Spiritual direction can help you explore your experiences of God, discern important decisions, heal trauma from the past, and grow into God’s deepest desires for you.
The process begins in your prayers as you listen to God’s call for you. Speak with a member of the clergy or someone you know who has been under spiritual direction. Local retreat centers can help you find a spiritual director: someone who has been through a certification program for spiritual direction. Above all, expect that opening yourself up to spiritual direction will take time and commitment.
Spiritual writer and priest Henri Nouwen advises:
“The goal of spiritual direction is spiritual formation—the ever-increasing capacity to live a spiritual life from the heart. A spiritual life cannot be formed without discipline, practice and accountability.”[4]
Nouwen believes there are three disciplines that will complement your experience with spiritual direction: the discipline of the Heart, the discipline of the Book and the discipline of the Church.

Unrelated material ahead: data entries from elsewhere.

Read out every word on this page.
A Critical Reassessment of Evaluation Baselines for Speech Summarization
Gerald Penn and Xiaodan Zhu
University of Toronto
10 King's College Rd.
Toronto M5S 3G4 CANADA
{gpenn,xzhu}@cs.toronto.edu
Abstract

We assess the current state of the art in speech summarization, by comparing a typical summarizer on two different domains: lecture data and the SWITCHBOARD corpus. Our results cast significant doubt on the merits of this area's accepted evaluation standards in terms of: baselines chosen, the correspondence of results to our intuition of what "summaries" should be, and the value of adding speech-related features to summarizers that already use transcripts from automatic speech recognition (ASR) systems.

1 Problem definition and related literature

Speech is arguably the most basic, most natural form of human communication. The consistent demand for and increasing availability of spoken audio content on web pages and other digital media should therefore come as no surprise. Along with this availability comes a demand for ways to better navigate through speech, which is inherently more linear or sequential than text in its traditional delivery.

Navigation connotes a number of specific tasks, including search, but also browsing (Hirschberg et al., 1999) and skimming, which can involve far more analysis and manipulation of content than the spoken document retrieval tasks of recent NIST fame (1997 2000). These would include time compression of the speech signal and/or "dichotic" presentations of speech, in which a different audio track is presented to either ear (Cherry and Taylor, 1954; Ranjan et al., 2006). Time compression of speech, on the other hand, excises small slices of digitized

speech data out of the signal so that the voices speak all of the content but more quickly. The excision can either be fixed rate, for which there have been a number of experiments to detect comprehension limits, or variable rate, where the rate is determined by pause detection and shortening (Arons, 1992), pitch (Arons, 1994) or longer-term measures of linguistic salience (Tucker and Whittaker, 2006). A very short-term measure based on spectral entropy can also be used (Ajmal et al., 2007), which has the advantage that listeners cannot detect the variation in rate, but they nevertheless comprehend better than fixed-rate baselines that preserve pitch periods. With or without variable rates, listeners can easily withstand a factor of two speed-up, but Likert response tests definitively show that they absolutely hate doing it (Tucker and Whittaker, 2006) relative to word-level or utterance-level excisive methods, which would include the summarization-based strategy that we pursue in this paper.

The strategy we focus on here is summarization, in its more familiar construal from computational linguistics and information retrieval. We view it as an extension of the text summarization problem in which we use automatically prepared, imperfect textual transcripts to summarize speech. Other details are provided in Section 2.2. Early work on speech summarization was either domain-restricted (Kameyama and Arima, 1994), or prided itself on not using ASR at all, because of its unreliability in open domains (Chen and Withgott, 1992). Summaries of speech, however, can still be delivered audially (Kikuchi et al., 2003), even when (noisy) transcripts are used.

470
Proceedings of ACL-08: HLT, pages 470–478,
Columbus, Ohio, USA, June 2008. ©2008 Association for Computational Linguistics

The discipline of the Heart involves contemplative prayer, inviting God into our total being, including all that has been hidden and secret.
The discipline of the Book involves reading the scriptures and spiritual writings. You will find that as you read, the Spirit may connect words and phrases to where you now are in your life, what you are currently seeking and pondering. After I began spiritual direction, meditation on scripture helped me to hear those words in a new way, as if they were written for me.
The discipline of the Church will be a challenge for some readers of this book. You may be a spiritual seeker of God, but you do not have a life in a religious community, or, for some reason, you have left that community. The problem is that the Christian faith is communal, not solitary, requiring that if we are to grow with God, we need to have life in community. In regular worship in the Church, we experience the Gospel narratives of Jesus through the liturgical year, an annual calendar of seasons commemorating the life and teachings of Jesus. Our sometimes-messy experience of human relations in a religious community is rich fodder for reflection with a spiritual director.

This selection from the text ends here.